Roshone guardó silencio, la brocheta en su mano flácida, los brillantes ojos verdes entornados, los labios fruncidos. En la oscuridad, aquellos ojos casi parecían brillar. Kal tuvo que esforzarse para no sentirse aplastado bajo el peso de aquella mirada reprobadora. Los ojos claros como Roshone tenían un aire de mando.

«¡No es un auténtico ojos claros! Es un residuo. Veré a los ojos claros de verdad algún día. Hombres de honor», pensó Kal.

Lirin le sostuvo la mirada.

—Cada mes que resistimos es un golpe a tu autoridad. No puedes mandar arrestarme, ya que ganaría una investigación. Has intentado volver a los demás en mi contra, pero ellos saben, en el fondo, que me necesitan.

Roshone se inclinó hacia delante.

—No me gusta vuestro pueblo. —Lirin frunció el ceño ante la extraña respuesta—. No me gusta que me traten como a un exiliado —continuó Roshone—. No me gusta vivir tan lejos de todo lo que es importante. Y, sobre todo, no me gustan los ojos oscuros que se creen por encima de su posición.

—Me cuesta compadecerte.

Roshone hizo una mueca. Miró su comida, como si hubiera perdido todo el sabor.

—Muy bien. Hagamos un…, trato. Me quedaré con nueve décimas partes de las esferas. Puedes quedarte con el resto.

Kal se levantó, indignado.

—Mi padre nunca…

—Kal —cortó Lirin—. Puedo hablar por mí mismo.

—Pero no irás a hacer ningún trato.

Lirin no respondió inmediatamente. Por fin, dijo:

—Ve a las cocinas, Kal. Pregúntales si tienen comida más de tu gusto.

—Padre, no…

—Ve, hijo —la voz de Lirin era firme.

¿Era verdad? ¿Después de todo esto, iba a capitular su padre? Kal sintió que se ruborizaba y salió corriendo del comedor. Conocía el camino a las cocinas. Durante su infancia, a menudo había comido allí con Laral.

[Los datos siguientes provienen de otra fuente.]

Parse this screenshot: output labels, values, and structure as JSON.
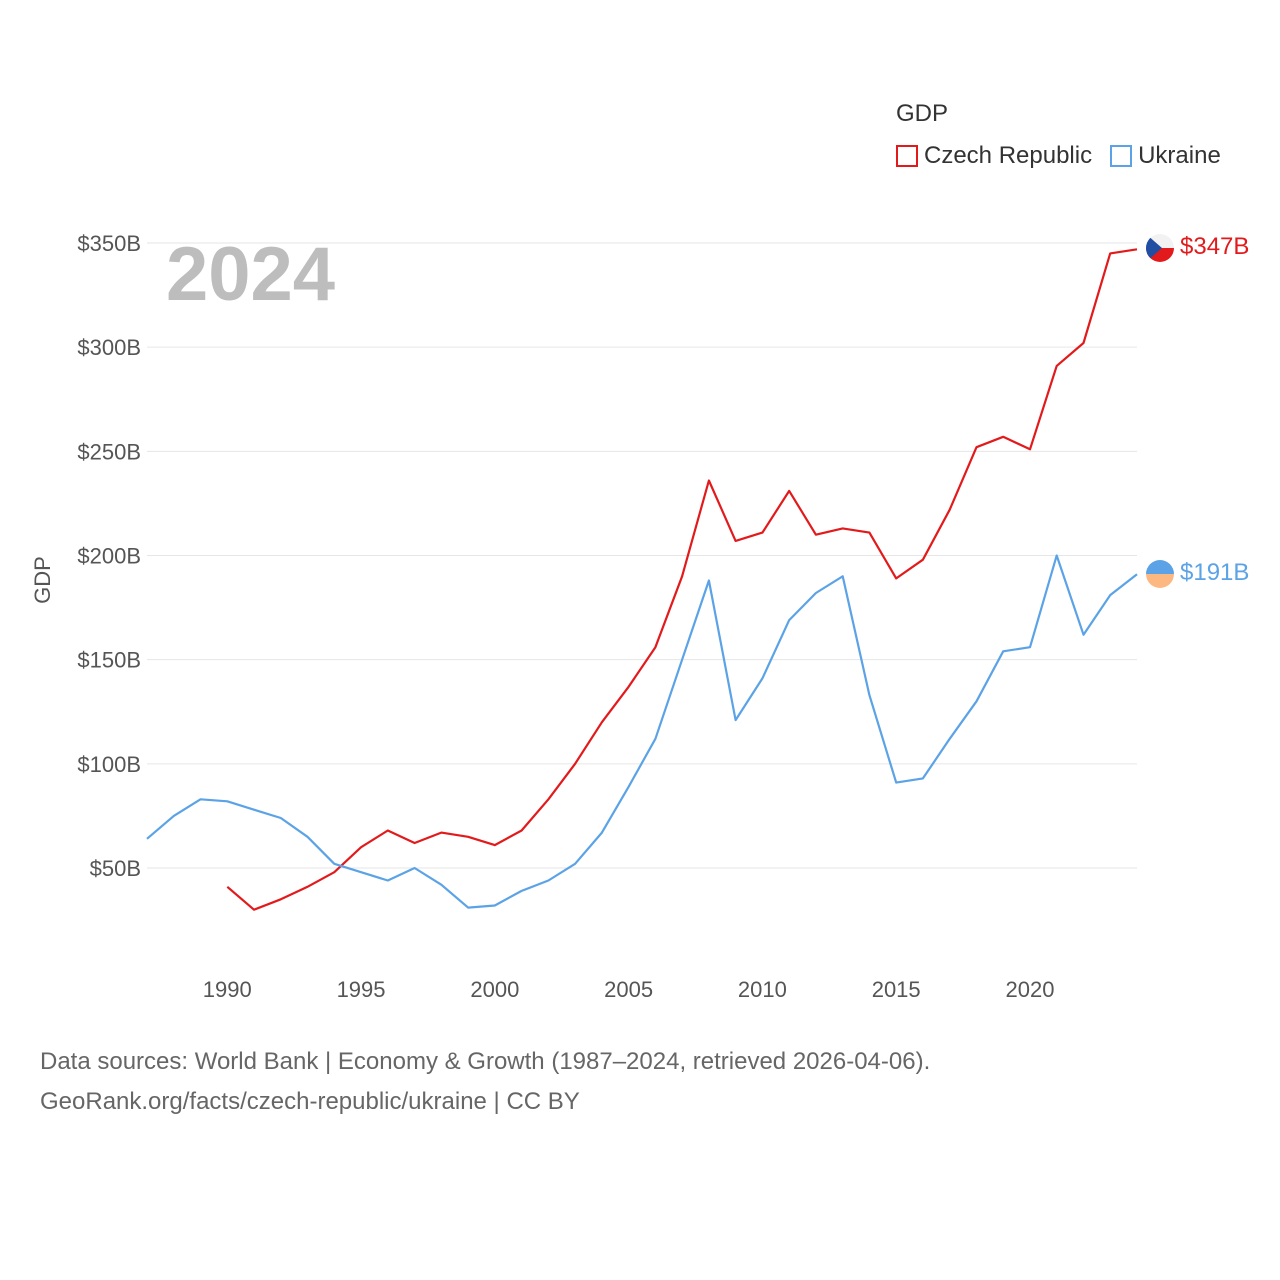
{
  "legend": {
    "title": "GDP",
    "items": [
      {
        "label": "Czech Republic",
        "color": "#e31a1c"
      },
      {
        "label": "Ukraine",
        "color": "#5ba3e6"
      }
    ]
  },
  "year_label": "2024",
  "end_labels": {
    "czech": "$347B",
    "ukraine": "$191B"
  },
  "footer": {
    "line1": "Data sources: World Bank | Economy & Growth (1987–2024, retrieved 2026-04-06).",
    "line2": "GeoRank.org/facts/czech-republic/ukraine | CC BY"
  },
  "chart_data": {
    "type": "line",
    "title": "",
    "xlabel": "",
    "ylabel": "GDP",
    "xlim": [
      1987,
      2024
    ],
    "ylim": [
      15,
      350
    ],
    "x_ticks": [
      1990,
      1995,
      2000,
      2005,
      2010,
      2015,
      2020
    ],
    "y_ticks": [
      50,
      100,
      150,
      200,
      250,
      300,
      350
    ],
    "y_tick_labels": [
      "$50B",
      "$100B",
      "$150B",
      "$200B",
      "$250B",
      "$300B",
      "$350B"
    ],
    "grid": true,
    "series": [
      {
        "name": "Czech Republic",
        "color": "#e31a1c",
        "x": [
          1990,
          1991,
          1992,
          1993,
          1994,
          1995,
          1996,
          1997,
          1998,
          1999,
          2000,
          2001,
          2002,
          2003,
          2004,
          2005,
          2006,
          2007,
          2008,
          2009,
          2010,
          2011,
          2012,
          2013,
          2014,
          2015,
          2016,
          2017,
          2018,
          2019,
          2020,
          2021,
          2022,
          2023,
          2024
        ],
        "values": [
          41,
          30,
          35,
          41,
          48,
          60,
          68,
          62,
          67,
          65,
          61,
          68,
          83,
          100,
          120,
          137,
          156,
          190,
          236,
          207,
          211,
          231,
          210,
          213,
          211,
          189,
          198,
          222,
          252,
          257,
          251,
          291,
          302,
          345,
          347
        ]
      },
      {
        "name": "Ukraine",
        "color": "#5ba3e6",
        "x": [
          1987,
          1988,
          1989,
          1990,
          1991,
          1992,
          1993,
          1994,
          1995,
          1996,
          1997,
          1998,
          1999,
          2000,
          2001,
          2002,
          2003,
          2004,
          2005,
          2006,
          2007,
          2008,
          2009,
          2010,
          2011,
          2012,
          2013,
          2014,
          2015,
          2016,
          2017,
          2018,
          2019,
          2020,
          2021,
          2022,
          2023,
          2024
        ],
        "values": [
          64,
          75,
          83,
          82,
          78,
          74,
          65,
          52,
          48,
          44,
          50,
          42,
          31,
          32,
          39,
          44,
          52,
          67,
          89,
          112,
          150,
          188,
          121,
          141,
          169,
          182,
          190,
          133,
          91,
          93,
          112,
          130,
          154,
          156,
          200,
          162,
          181,
          191
        ]
      }
    ]
  }
}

Se marchó no porque se lo hubieran dicho, sino porque no quería que su padre ni Roshone vieran sus emociones: a disgusto por haberse levantado para denunciar a Roshone cuando su padre planeaba hacer un trato, humillación porque su padre considerara siquiera hacerlo, frustración por ser expulsado. Kal advirtió para su desazón que estaba llorando. Pasó ante un par de soldados de la casa de Roshone que estaban de pie ante la puerta, iluminada solo por una débil lámpara de aceite en la pared. Sus rudos rasgos quedaban resaltados por sombras ambarinas.

Kal pasó rápidamente ante ellos y dobló una esquina antes de detenerse frente un macetero para lidiar con sus emociones. En el macetero había una parra de interior a punto de abrirse; unas cuantas flores como conos brotaban de su concha residual. La lámpara de la pared ardía con una luz diminuta y apagada. Estas eran las habitaciones traseras de la mansión, cerca de los aposentos del servicio, y no se usaban esferas para iluminarlas.

Kal trató de controlar su respiración. Se sentía como uno de los diez locos, en concreto Cabine, que actuaba como un niño a pesar de ser un adulto. ¿Pero qué podía pensar de las acciones de Lirin?

Se secó los ojos antes de entrar por las puertas oscilantes de las cocinas. Roshone todavía empleaba al chef de Wistiow, Barn, un hombre alto y delgado con un pelo oscuro que llevaba recogido en trenzas. Caminaba junto a las encimeras, dando instrucciones a diversos ayudantes mientras un par de parshmenios entraban y salían por las puertas traseras de la mansión, cargando con cajas de comida. Barn llevaba una larga cuchara de metal que golpeaba contra una olla o una sartén que colgaban del techo cada vez que daba una orden.